Most research into the genetic roots of autism, a highly heritable disorder that affects about 1 in 68 children, starts with a kind of inventory of genes. Then, it narrows down this genome-wide survey to prime suspects that appear to be different among those with one or several of the symptoms of autism.
That gene-by-gene approach, however, has unearthed too many suspects, each with somewhat vague relationships to a small sliver of the autism spectrum. That situation has sparked some to abandon the gene-by-gene approach in favor of environmental factors that may alter gene behavior.
“What’s special about autism is that it doesn’t seem like it’s a one-gene thing,” said Stanford University School of Medicine geneticist Michael Snyder, lead investigator of the study published online Tuesday in the journal Molecular Systems Biology.
“Maybe this is a tough way to look at it,” Snyder said of the gene-by-gene approach. “Maybe a better way to look at it is to see what the normal biological landscape looks like, and see how people who are mutated for autism map onto that.”
What followed was a complex computational task that corralled proteins into scores of modules tightly bound by their inter-related functions. Then Snyder’s team overlaid the map of gene variants implicated in autism.
At first glance, proteins encoded by these 383 suspect genes were scattered among many of these functional modules. But a few of the modules “screamed out” with autism connections, both from existing data and a genome screening the researchers conducted, Snyder said.
One module involved molecular activity that goes on all over the brain, particularly involving synapses, the tiny spaces where electrochemical signals cross for one neuron to another. This helps explain why so much autism research points toward problems with synapses.
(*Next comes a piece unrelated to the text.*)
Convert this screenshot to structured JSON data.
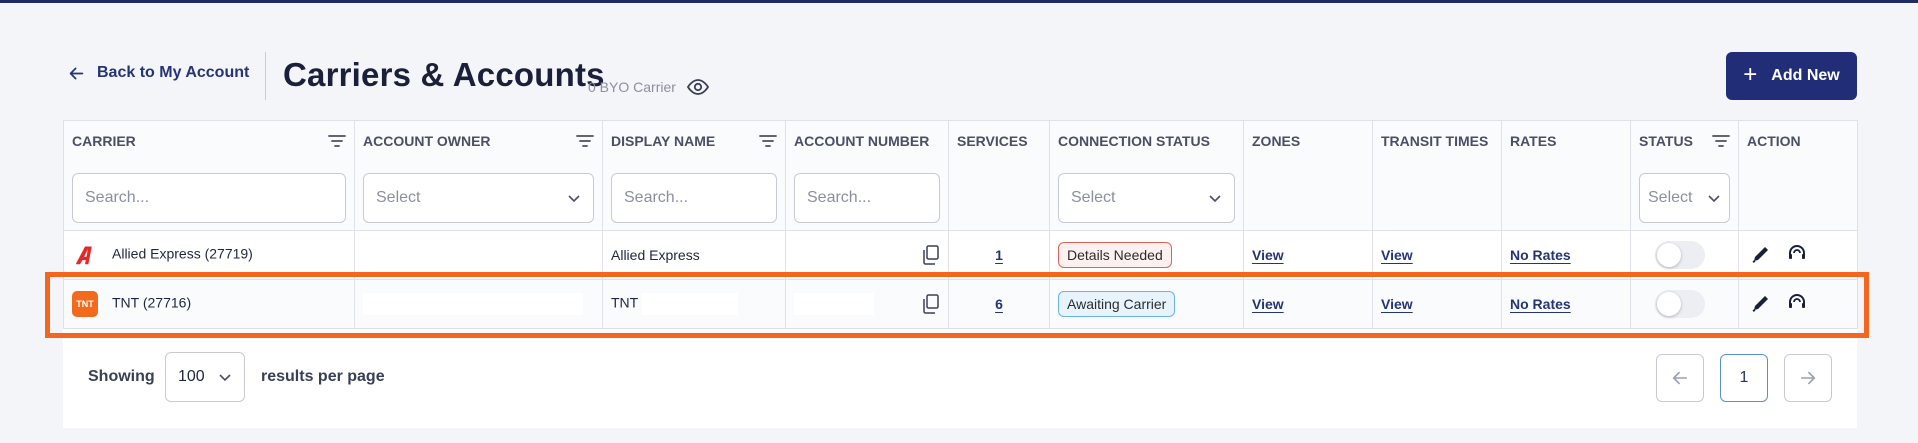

But there was another module just as rich in autism implications, and this one implicated the corpus callosum. That thick band of fibers connects the brain’s two hemispheres, and it’s generally smaller among those with autism – a disease marked by many anomalies in connectivity.
The corpus callosum is chock full of a different kind of brain cell, oligodendrocytes, which provide a sheath of insulation around the transmission lines of neurons, known as their axons. That greatly aids the propagation of electrochemical signals along the neuron. Defects in this myelin sheathing have been associated with developmental disorders.
Further experiments with mice and archived human brain tissue showed that the genes of interest affected the way oligodendrocytes matured and were highly activated in the corpus callosum.
Although the study uncovered 28 previously undescribed genetic links to autism, and confirmed other previously reported links, it still offers no “smoking gun.” Researchers will need to delve more deeply into each genetic pathway to better define exactly what goes on there – with the hope of learning how to alter that activity in ways that eliminate symptoms of autism.
The existing results, however, already could help the effort to identify those at risk for the disorder, Snyder said.
“If you can see changes in genes that are associated with a high risk for autism you may be able to catch it early,” Snyder said. “The earlier you can diagnose people at risk for this, the better you may be for being able to work with such kids.”